Looking back and knowing what we do about how Robert Schumann’s story ended, it’s easy for this music’s pathbreaking ambiguity to be interpreted as an early warning sign of confusion, disorientation, or even dissociation.

However, given the decline of his health, we’ll never know for certain.

“Geistervariationen” (Ghost Variations), WoO 24

This was the work that Schumann was working on before he fled his home in February 1854 and threw himself into the Rhine.

He was rescued, returned home, and finished the variations.

As he was composing them, Schumann believed he was surrounded by musical spirits, who shared music with him that was alternately beautiful or terrible. According to him, these same spirits threatened to send him to hell.

The sadness in this piece comes less from the music itself and more from the circumstances surrounding its creation.

After finishing the piece, knowing that his health was deteriorating, Schumann agreed to move to a mental hospital. He feared becoming a danger to Clara or his children.

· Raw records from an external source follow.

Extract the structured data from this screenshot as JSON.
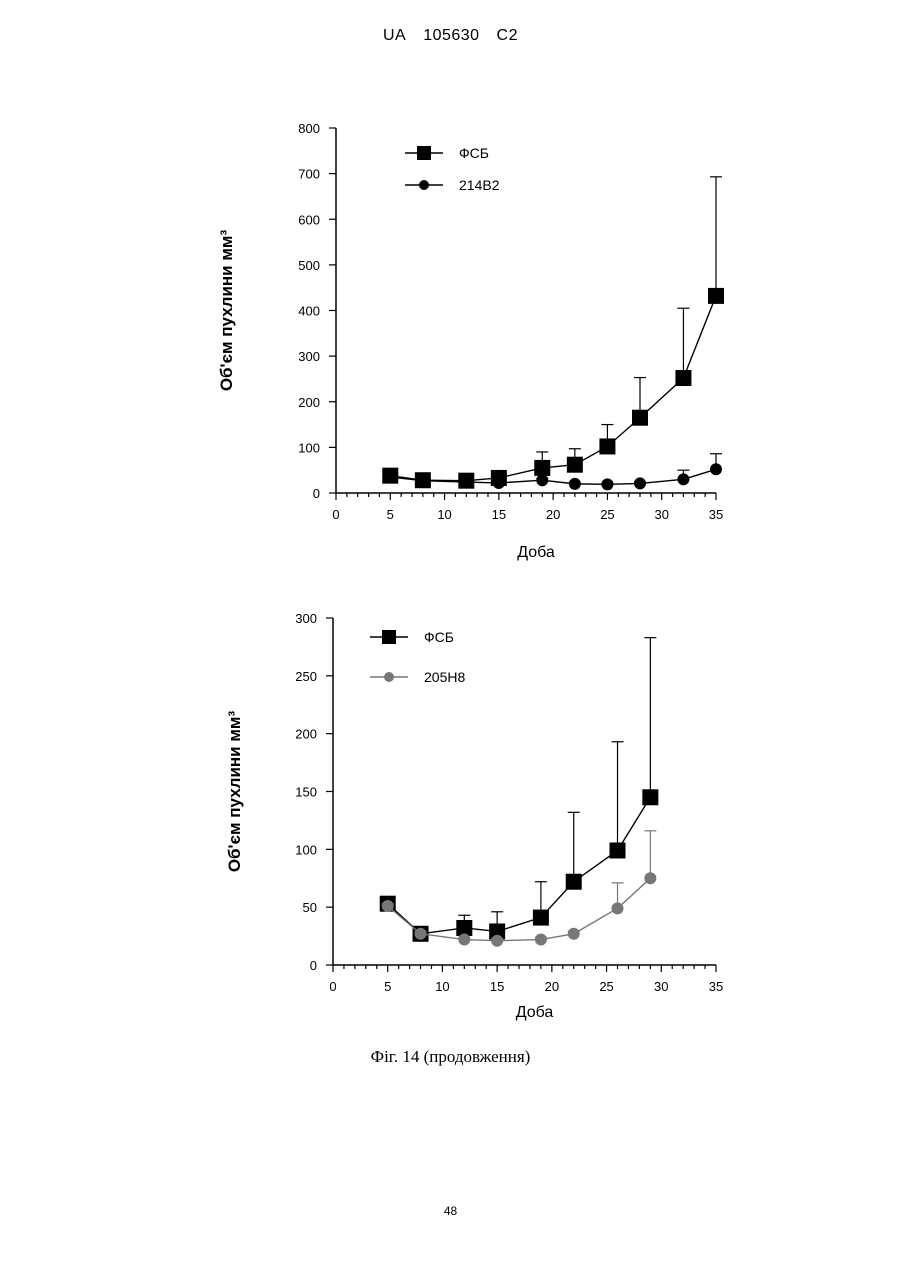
{
  "header": {
    "left": "UA",
    "middle": "105630",
    "right": "C2"
  },
  "caption": "Фіг. 14 (продовження)",
  "page_number": "48",
  "colors": {
    "black": "#000000",
    "gray_series": "#777777"
  },
  "chart_data": [
    {
      "type": "line",
      "xlabel": "Доба",
      "ylabel": "Об'єм пухлини мм³",
      "xlim": [
        0,
        35
      ],
      "ylim": [
        0,
        800
      ],
      "x_ticks": [
        "0",
        "5",
        "10",
        "15",
        "20",
        "25",
        "30",
        "35"
      ],
      "y_ticks": [
        "0",
        "100",
        "200",
        "300",
        "400",
        "500",
        "600",
        "700",
        "800"
      ],
      "legend_position": "top-left",
      "grid": false,
      "series": [
        {
          "name": "ФСБ",
          "marker": "square",
          "color": "#000000",
          "x": [
            5,
            8,
            12,
            15,
            19,
            22,
            25,
            28,
            32,
            35
          ],
          "y": [
            38,
            28,
            27,
            33,
            55,
            62,
            102,
            165,
            252,
            432
          ],
          "error_upper": [
            45,
            32,
            30,
            38,
            90,
            97,
            150,
            253,
            405,
            693
          ]
        },
        {
          "name": "214B2",
          "marker": "circle",
          "color": "#000000",
          "x": [
            5,
            8,
            12,
            15,
            19,
            22,
            25,
            28,
            32,
            35
          ],
          "y": [
            35,
            27,
            24,
            22,
            28,
            20,
            19,
            21,
            30,
            52
          ],
          "error_upper": [
            40,
            30,
            27,
            25,
            32,
            23,
            22,
            24,
            50,
            86
          ]
        }
      ]
    },
    {
      "type": "line",
      "xlabel": "Доба",
      "ylabel": "Об'єм пухлини мм³",
      "xlim": [
        0,
        35
      ],
      "ylim": [
        0,
        300
      ],
      "x_ticks": [
        "0",
        "5",
        "10",
        "15",
        "20",
        "25",
        "30",
        "35"
      ],
      "y_ticks": [
        "0",
        "50",
        "100",
        "150",
        "200",
        "250",
        "300"
      ],
      "legend_position": "top-left",
      "grid": false,
      "series": [
        {
          "name": "ФСБ",
          "marker": "square",
          "color": "#000000",
          "x": [
            5,
            8,
            12,
            15,
            19,
            22,
            26,
            29
          ],
          "y": [
            53,
            27,
            32,
            29,
            41,
            72,
            99,
            145
          ],
          "error_upper": [
            55,
            29,
            43,
            46,
            72,
            132,
            193,
            283
          ]
        },
        {
          "name": "205H8",
          "marker": "circle",
          "color": "#777777",
          "x": [
            5,
            8,
            12,
            15,
            19,
            22,
            26,
            29
          ],
          "y": [
            51,
            27,
            22,
            21,
            22,
            27,
            49,
            75
          ],
          "error_upper": [
            53,
            29,
            24,
            23,
            24,
            29,
            71,
            116
          ]
        }
      ]
    }
  ]
}
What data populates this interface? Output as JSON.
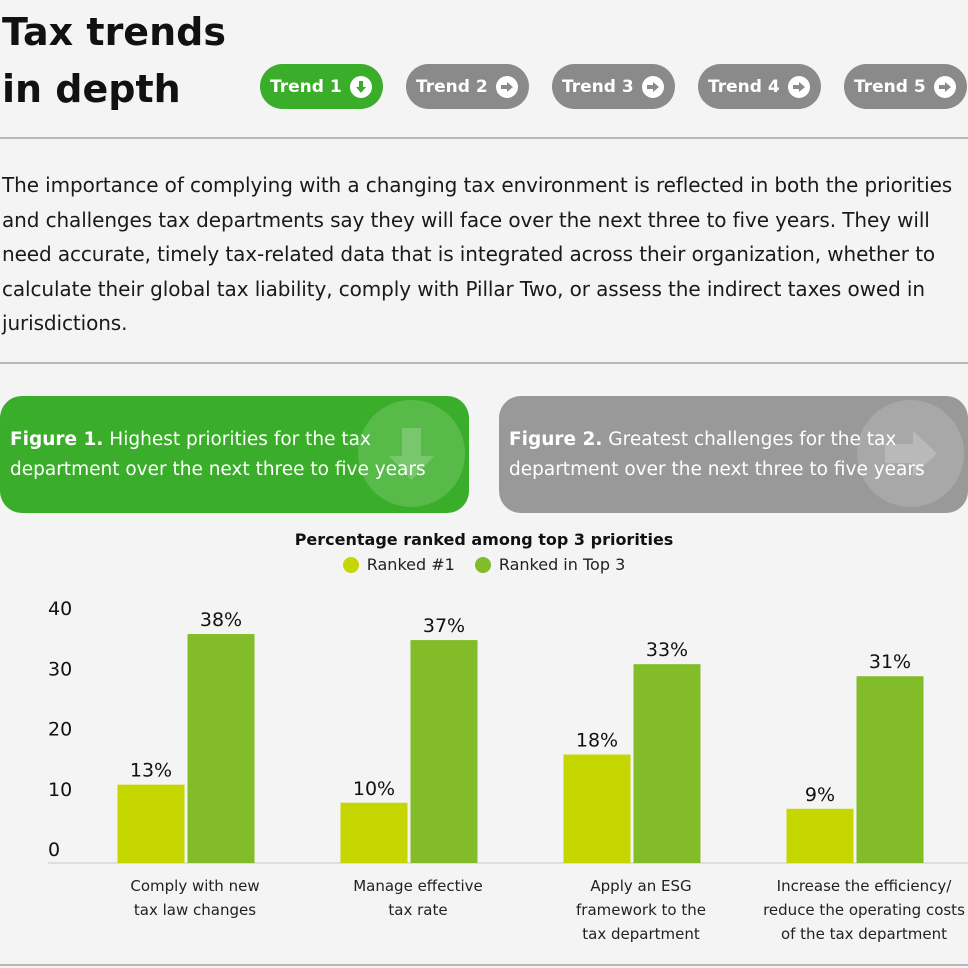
{
  "page": {
    "title_line1": "Tax trends",
    "title_line2": "in depth"
  },
  "colors": {
    "green": "#3aae2a",
    "gray": "#8a8a8a",
    "ranked1": "#c5d600",
    "top3": "#83bc29"
  },
  "tabs": [
    {
      "label": "Trend 1",
      "active": true,
      "icon": "arrow-down-circle-icon"
    },
    {
      "label": "Trend 2",
      "active": false,
      "icon": "arrow-right-circle-icon"
    },
    {
      "label": "Trend 3",
      "active": false,
      "icon": "arrow-right-circle-icon"
    },
    {
      "label": "Trend 4",
      "active": false,
      "icon": "arrow-right-circle-icon"
    },
    {
      "label": "Trend 5",
      "active": false,
      "icon": "arrow-right-circle-icon"
    }
  ],
  "intro": "The importance of complying with a changing tax environment is reflected in both the priorities and challenges tax departments say they will face over the next three to five years. They will need accurate, timely tax-related data that is integrated across their organization, whether to calculate their global tax liability, comply with Pillar Two, or assess the indirect taxes owed in jurisdictions.",
  "figures": [
    {
      "label": "Figure 1.",
      "text": "Highest priorities for the tax department over the next three to five years",
      "active": true,
      "icon": "arrow-down-icon"
    },
    {
      "label": "Figure 2.",
      "text": "Greatest challenges for the tax department over the next three to five years",
      "active": false,
      "icon": "arrow-right-icon"
    }
  ],
  "chart_data": {
    "type": "bar",
    "title": "Percentage ranked among top 3 priorities",
    "categories": [
      [
        "Comply with new",
        "tax law changes"
      ],
      [
        "Manage effective",
        "tax rate"
      ],
      [
        "Apply an ESG",
        "framework to the",
        "tax department"
      ],
      [
        "Increase the efficiency/",
        "reduce the operating costs",
        "of the tax department"
      ]
    ],
    "series": [
      {
        "name": "Ranked #1",
        "values": [
          13,
          10,
          18,
          9
        ],
        "labels": [
          "13%",
          "10%",
          "18%",
          "9%"
        ],
        "color": "#c5d600"
      },
      {
        "name": "Ranked in Top 3",
        "values": [
          38,
          37,
          33,
          31
        ],
        "labels": [
          "38%",
          "37%",
          "33%",
          "31%"
        ],
        "color": "#83bc29"
      }
    ],
    "yticks": [
      "0",
      "10",
      "20",
      "30",
      "40"
    ],
    "ylim": [
      0,
      40
    ],
    "legend": "top-center",
    "grid": false
  }
}
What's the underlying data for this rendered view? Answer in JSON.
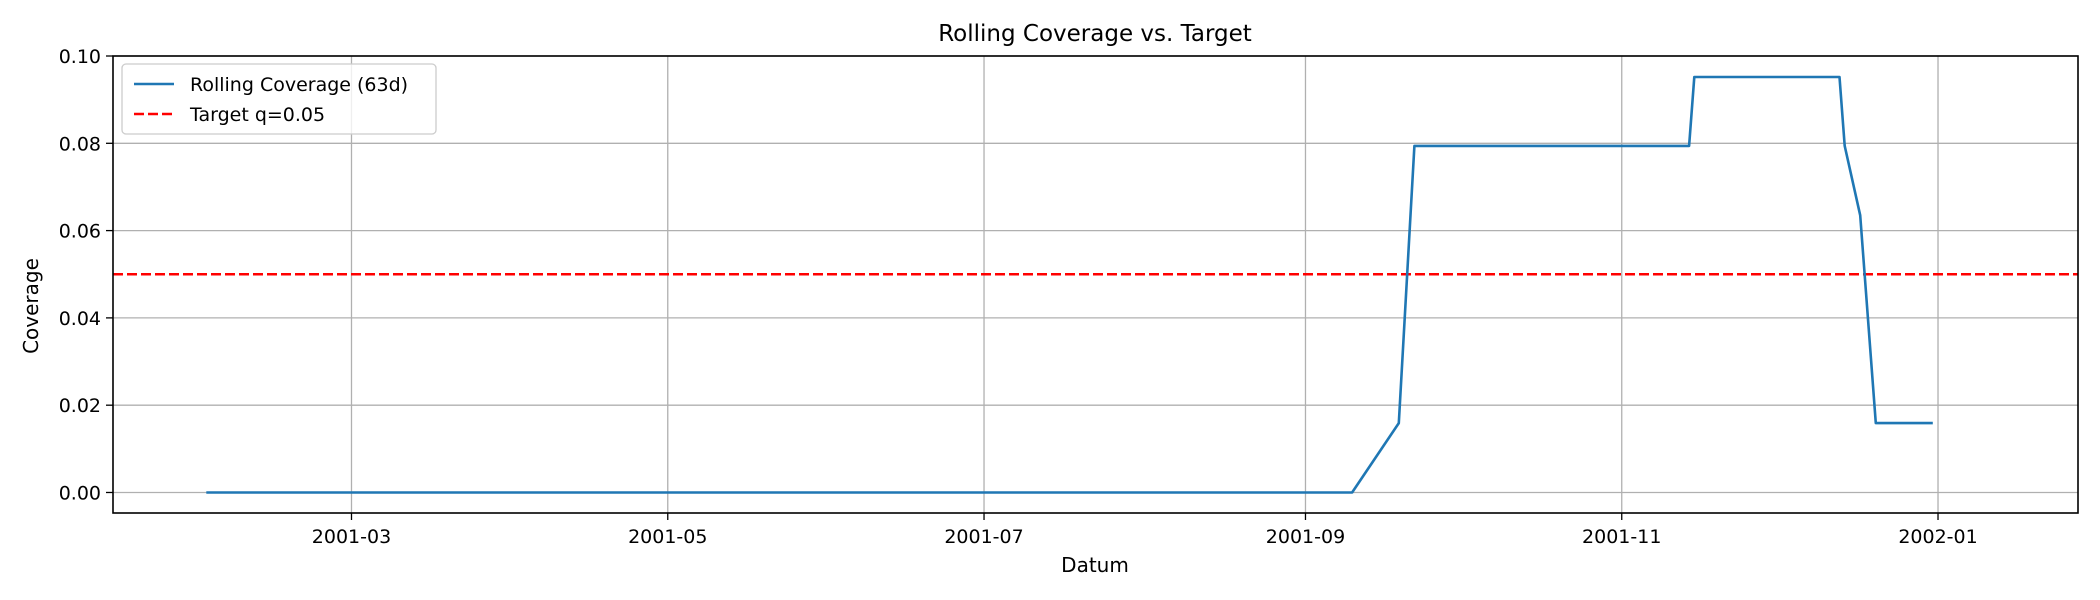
{
  "chart_data": {
    "type": "line",
    "title": "Rolling Coverage vs. Target",
    "xlabel": "Datum",
    "ylabel": "Coverage",
    "x_is_date": true,
    "xlim": [
      "2001-01-14",
      "2002-01-28"
    ],
    "ylim": [
      -0.0047,
      0.1
    ],
    "x_ticks": [
      "2001-03-01",
      "2001-05-01",
      "2001-07-01",
      "2001-09-01",
      "2001-11-01",
      "2002-01-01"
    ],
    "x_tick_labels": [
      "2001-03",
      "2001-05",
      "2001-07",
      "2001-09",
      "2001-11",
      "2002-01"
    ],
    "y_ticks": [
      0.0,
      0.02,
      0.04,
      0.06,
      0.08,
      0.1
    ],
    "y_tick_labels": [
      "0.00",
      "0.02",
      "0.04",
      "0.06",
      "0.08",
      "0.10"
    ],
    "grid": true,
    "legend_position": "top-left",
    "series": [
      {
        "name": "Rolling Coverage (63d)",
        "color": "#1f77b4",
        "style": "solid",
        "points": [
          {
            "x": "2001-02-01",
            "y": 0.0
          },
          {
            "x": "2001-09-10",
            "y": 0.0
          },
          {
            "x": "2001-09-19",
            "y": 0.0159
          },
          {
            "x": "2001-09-22",
            "y": 0.0794
          },
          {
            "x": "2001-11-14",
            "y": 0.0794
          },
          {
            "x": "2001-11-15",
            "y": 0.0952
          },
          {
            "x": "2001-12-13",
            "y": 0.0952
          },
          {
            "x": "2001-12-14",
            "y": 0.0794
          },
          {
            "x": "2001-12-17",
            "y": 0.0635
          },
          {
            "x": "2001-12-20",
            "y": 0.0159
          },
          {
            "x": "2001-12-31",
            "y": 0.0159
          }
        ]
      },
      {
        "name": "Target q=0.05",
        "color": "#ff0000",
        "style": "dashed",
        "hline": 0.05
      }
    ]
  }
}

Robert and Clara Schumann's children

Robert and Clara Schumann’s children

Conclusion

Taken together, these six works paint a deeply moving portrait of Robert Schumann’s saddest music, demonstrating how closely his creative life was entwined with the emotions he felt.

From the tender intimacy of the Romance and the piano quartet, to the aching resignation of Dichterliebe, to the unsettling ambiguity of his final solo piano works, Schumann repeatedly returned to themes of loss and yearning over the course of his too-short career.

For listeners drawn to sad classical music or tragic composer stories, these melancholy works of Schumann’s are among the most powerful and heartbreaking in the repertoire.

Each of them offers moments of fragile beauty that are all the more moving because of the struggle and tragedy he endured.